The trial of the next Baltimore police officer charged in the Freddie Gray case is set to get under way, with a pretrial motions hearing Wednesday morning in a downtown courtroom.
Officer Garrett Miller, 27, is charged with second-degree assault, reckless endangerment and two counts of misconduct in office related to the arrest of Gray, a 25-year-old man who died a week after sustaining a severe spinal injury in the back of a transport van.
He will be the fifth officer to stand trial in the case. Prosecutors have yet to secure a conviction, with three officers being acquitted by a judge in bench trials this year and a fourth officer's trial ending with a hung jury and mistrial in December.
Miller, 27, was hired by the Baltimore Police Department in 2012. He was on bicycle patrol on April 12, 2015, when he was called to chase Gray, who ran from officers in the Gilmor Homes area of West Baltimore.
Miller was compelled to testify under limited immunity in the May trial of co-defendant Officer Edward Nero. Because of this, a hearing will be held before trial to determine whether prosecutors took the proper steps to ensure the terms of that immunity agreement — designed to protect Miller's constitutional rights against self-incrimination — have not been violated.
A new team of prosecutors will be trying the case. Assistant State's Attorney Lisa Phelps has been with the state's attorney's office since 1999 and currently leads the training division.
Assistant State's Attorney Sarah David has been with the state's attorney's office since 2014. A prosecutor in the misdemeanor unit, she is a Johns Hopkins University alumnus and has a master's degree in comparative ethnic conflict from Queen's University in Belfast.
Prosecutors could decide to drop one or more charges against Miller. At the start of the last trial, of Lt. Brian Rice, prosecutors dropped one misconduct-in-office charge against him, while the judge dropped an assault charge at the trial's midpoint.
The defense attorneys
Miller is represented by attorneys Catherine Flynn and Brandon Mead of the law firm of Mead, Flynn & Gray. Flynn is a partner in the firm and has represented clients in a number of high-profile cases, including self-professed serial killer Joseph Metheny, whose death sentence was eventually overturned. She has also represented several police officers charged with crimes in recent years.
Mead is an associate attorney and son of co-partner Margaret Mead.

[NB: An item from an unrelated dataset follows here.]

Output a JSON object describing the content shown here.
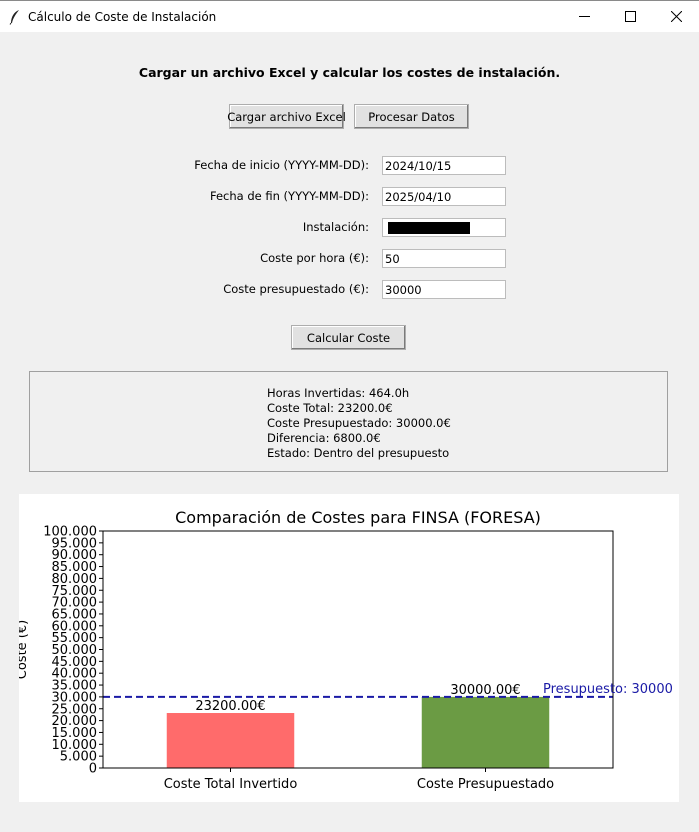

His recent cases include a murder trial in which evidence was suppressed because police used cell site simulator technology, also known as a stingray.
Barry G. Williams has been a Circuit Court judge since 2005, following a career as an assistant city state's attorney and a special litigation counsel with the Justice Department's Civil Rights Division, a role in which he traveled the country trying federal police misconduct cases.
What comes next
Two more officers are scheduled to stand trial.
•Officer William Porter (Sept. 6 retrial): He is charged with involuntary manslaughter, second-degree assault, misconduct in office and reckless endangerment. His trial last December ended in a hung jury and mistrial
•Sgt. Alicia White (Oct. 13): She is charged with involuntary manslaughter, second-degree assault, misconduct in office and reckless endangerment.
All of the officers have pleaded not guilty.